Gathered in the tranquillity of this cathedral church in which a significant number of us was ordained, I wonder what sort of a place this is for us. To anyone who comes to visit or to worship here, it is bright and it is beautiful; it is loved and it is gorgeous; it combines sound and space in a way that is the most simple but most direct definition of liturgy itself. It is also a place where we can be helped to address and to deal with the sort of resurfacing of which I am speaking. The cathedral church lives through the cycle of the year with and for God in a way that none of the rest of us can. It carries us deep within itself in its spirituality, in this very journey, as our mother church; we trust it to do so; we entrust ourselves and our hearts and souls to it. It has the resources in terms of people and money to do this work of God, opus Dei, and we rejoice that such is the case. It endures the full barrage of the Scriptures, of people, of emotion, of comprehension and of incomprehension and it stands and will continue to stand in whatever form that standing will take in the future, stand for the place where God meets all God’s people.

When I preached here at Christmas, I said that in the Christian life we are going nowhere without words like: incarnation and resurrection. On Maundy Thursday, I suggest to you that we are going nowhere without words like: redemption and service. And sadly many of us might well prefer to do the work of ministry without the need for such ‘big words,’ seem by so many as words of stumbling and of incomprehension.

So, where does resurfacing feature in all of this? I am fascinated by the precision with which people who work as part of The Roads Service clear, prepare and then re–surface the places where there have been pot–holes, where submerged piping needs to be removed and re–placed or where, simply, there is need to re–configure the lay out of the road because traffic needs have changed. Resurfacing is not a matter of papering over the cracks but one of doing a thorough job of engineering; it means doing a proper job and much of the work that is done will never be seen again by anyone other than the people who do it; it simply lies beneath the surface and we trust that it has been done properly. The surface carries us along but it is the infrastructure that gives us the necessary support, whether we are walking, driving or cycling.   

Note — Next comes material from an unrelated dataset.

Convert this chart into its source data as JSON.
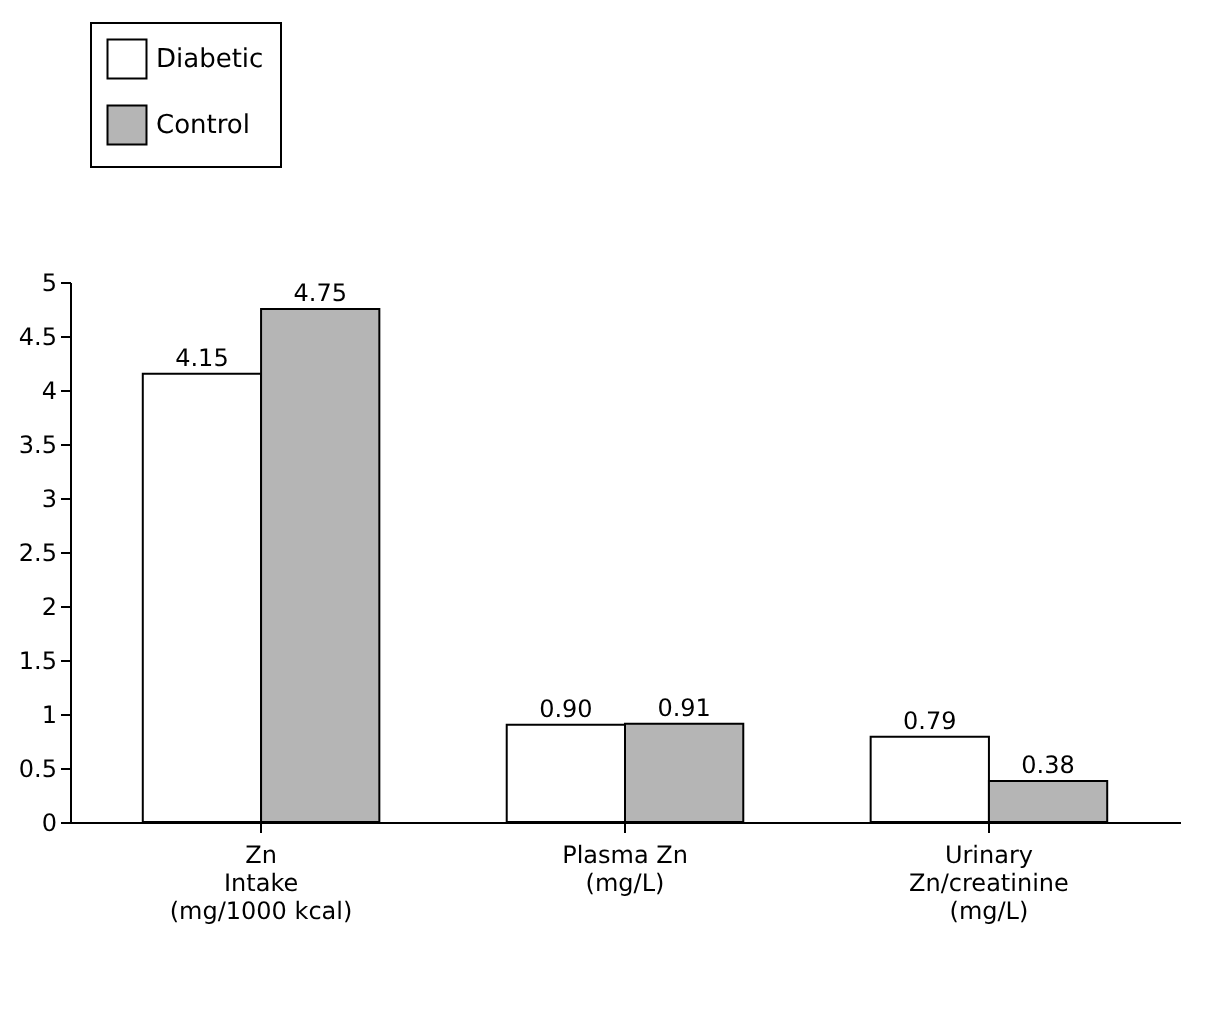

Perhaps the same can hold of us, as we gather with the Master who teaches us today of all days to be slaves. Like the roads which we take for granted, many people take us for granted. Like the roads which need repair, we ourselves need care and watching, careful preparation and invisible attention – from ourselves, in fact, even more than from others. Like the roads, we also need to be resurfaced for a number of very good reasons: our role is to give to other people confidence and compassion in the name of Jesus Christ and through the ministries of the church; in order to do this we need a very well maintained spiritual infrastructure and the most important form of care and support is the care and support we offer to ourselves and to one another. This spiritual care comes from an infrastructure of humanity, prayer, relaxation, humour, honesty, humility and friendship. The resurfacing concerns the public side and face of the work and the impression of consistency that this gives to others. In all of this we need constantly to keep in touch and in contact with the incarnate God. Although we might think that the Scriptures do not give us much of a coherent sense of this side of the life of Jesus, we get enough evidence to see this as the infrastructure of his life and interactions with other people.

Our Lord will take us with him to the cross, into hell and into the life of resurrection – if we can and if we long to travel with him in faith and in imagination. This is not too much for him who gave his life a ransom for many to ask of those who have responded to the invitation to serve with him and for him as slaves.  

Exodus 12.14: This day shall be a day of remembrance for you. You shall celebrate it as a festival to the Lord; through your generations you shall observe it as a perpetual ordinance.